If you make it from utilized cooking oil it's not only inexpensive however you'll be recycling a frustrating waste product. Best of all is the GREAT feeling of liberty, independence and empowerment it will give you. Here's how to do it-- whatever you need to know.

Straight grease fuel (SVO) systems can be a tidy, effective and cost-effective choice. Unlike biodiesel, with SVO you need to customize the engine. The finest method is to fit a professional singletank SVO system with replacement injectors and glowplugs optimised for veg-oil, in addition to fuel heating.

With the German Elsbett single-tank SVO system for example you can utilize petro-diesel, biodiesel or SVO, in any combination. Just start up and go, stop and turn off, like any other vehicle. Journey to Forever's Toyota van utilizes an Elsbett single-tank system. More

There are likewise two-tank SVO systems which pre-heat the oil to make it thinner. You have to begin the engine on ordinary petroleum diesel or biodiesel in one tank and then change to SVO in the other tank when the veg-oil is hot enough, and change back to petro- or biodiesel before you stop the engine, or you'll coke up the injectors.

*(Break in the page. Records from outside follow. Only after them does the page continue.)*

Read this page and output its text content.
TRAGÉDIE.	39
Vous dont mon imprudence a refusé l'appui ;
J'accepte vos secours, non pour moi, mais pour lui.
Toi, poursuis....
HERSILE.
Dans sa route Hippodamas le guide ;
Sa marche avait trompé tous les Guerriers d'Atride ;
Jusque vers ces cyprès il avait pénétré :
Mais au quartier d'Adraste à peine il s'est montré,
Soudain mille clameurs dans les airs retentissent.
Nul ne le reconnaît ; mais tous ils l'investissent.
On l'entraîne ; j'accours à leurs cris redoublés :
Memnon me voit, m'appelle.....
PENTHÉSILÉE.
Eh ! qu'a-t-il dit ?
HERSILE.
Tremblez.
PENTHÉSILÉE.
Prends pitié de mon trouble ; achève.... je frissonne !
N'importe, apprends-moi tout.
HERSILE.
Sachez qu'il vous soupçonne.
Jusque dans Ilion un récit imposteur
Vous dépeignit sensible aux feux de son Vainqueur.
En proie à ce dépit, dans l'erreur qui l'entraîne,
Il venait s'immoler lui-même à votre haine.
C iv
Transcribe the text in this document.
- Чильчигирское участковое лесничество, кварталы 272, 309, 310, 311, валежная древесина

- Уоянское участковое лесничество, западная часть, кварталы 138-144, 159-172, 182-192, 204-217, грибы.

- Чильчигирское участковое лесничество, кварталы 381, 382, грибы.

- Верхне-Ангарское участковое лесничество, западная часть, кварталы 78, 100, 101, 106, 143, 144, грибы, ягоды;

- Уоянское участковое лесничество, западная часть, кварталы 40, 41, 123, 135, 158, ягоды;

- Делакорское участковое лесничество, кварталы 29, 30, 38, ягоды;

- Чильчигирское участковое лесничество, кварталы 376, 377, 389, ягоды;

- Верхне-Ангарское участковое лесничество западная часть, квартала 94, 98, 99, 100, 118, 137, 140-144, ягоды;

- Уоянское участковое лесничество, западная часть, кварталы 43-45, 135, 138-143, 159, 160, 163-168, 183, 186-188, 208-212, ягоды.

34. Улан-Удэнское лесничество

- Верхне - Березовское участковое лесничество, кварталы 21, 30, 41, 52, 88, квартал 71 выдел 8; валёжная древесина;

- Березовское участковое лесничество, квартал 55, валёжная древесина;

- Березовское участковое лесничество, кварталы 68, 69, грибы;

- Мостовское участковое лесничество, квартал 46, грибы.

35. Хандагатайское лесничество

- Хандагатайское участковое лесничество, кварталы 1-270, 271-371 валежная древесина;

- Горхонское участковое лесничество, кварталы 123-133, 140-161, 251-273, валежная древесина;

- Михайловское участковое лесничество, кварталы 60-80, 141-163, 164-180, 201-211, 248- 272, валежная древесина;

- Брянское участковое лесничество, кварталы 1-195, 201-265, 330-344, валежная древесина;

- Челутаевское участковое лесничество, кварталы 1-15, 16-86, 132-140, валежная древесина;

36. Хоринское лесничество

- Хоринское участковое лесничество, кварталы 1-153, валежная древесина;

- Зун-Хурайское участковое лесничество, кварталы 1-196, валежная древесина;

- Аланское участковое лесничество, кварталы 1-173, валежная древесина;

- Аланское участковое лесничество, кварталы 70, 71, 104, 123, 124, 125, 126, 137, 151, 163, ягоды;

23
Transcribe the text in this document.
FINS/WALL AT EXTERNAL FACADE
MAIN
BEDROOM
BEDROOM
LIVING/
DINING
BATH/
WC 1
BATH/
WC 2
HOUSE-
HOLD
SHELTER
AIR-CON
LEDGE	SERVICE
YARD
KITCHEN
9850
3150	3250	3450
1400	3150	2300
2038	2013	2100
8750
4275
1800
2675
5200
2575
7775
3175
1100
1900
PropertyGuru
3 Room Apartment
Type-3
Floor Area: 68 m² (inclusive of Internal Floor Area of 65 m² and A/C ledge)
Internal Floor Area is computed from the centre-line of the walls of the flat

More information on straight grease systems in my blog.

3. Biodiesel or SVO?

Biodiesel has some clear benefits over SVO: it operates in any diesel, without any conversion or modifications to the engine or the fuel system-- simply put it in and go. It also has much better cold-weather properties than SVO (however not as excellent as petro-diesel-- see Using biodiesel in winter). Unlike SVO,

it's backed by numerous long-lasting tests in lots of nations, consisting of countless miles on the roadway.

Biodiesel is a tidy, safe, ready-to-use, alternative fuel, whereas it's fair to state that numerous SVO systems are still experimental and need more advancement.

On the other hand, biodiesel can be more costly, depending how much you make, what you make it from and whether you're comparing it with brand-new oil or used oil (and depending on where you live). And unlike SVO, it needs to be processed initially.

But the big and rapidly growing around the world band of homebrewers do not mind-- they make a supply every week or once a month and quickly get utilized to it. Many have been doing it for several years.

Anyway you need to process SVO too, especially WVO (waste grease, utilized, prepared), which many individuals with SVO systems use since it's inexpensive or totally free for the taking. With WVO food particles and impurities and water should be removed, and it most likely must be deacidified too. Biodieselers state, "If I'm going to need to do all that I may also make biodiesel instead." But SVO types discount that-- it's much less processing than making biodiesel, they say. To each his own.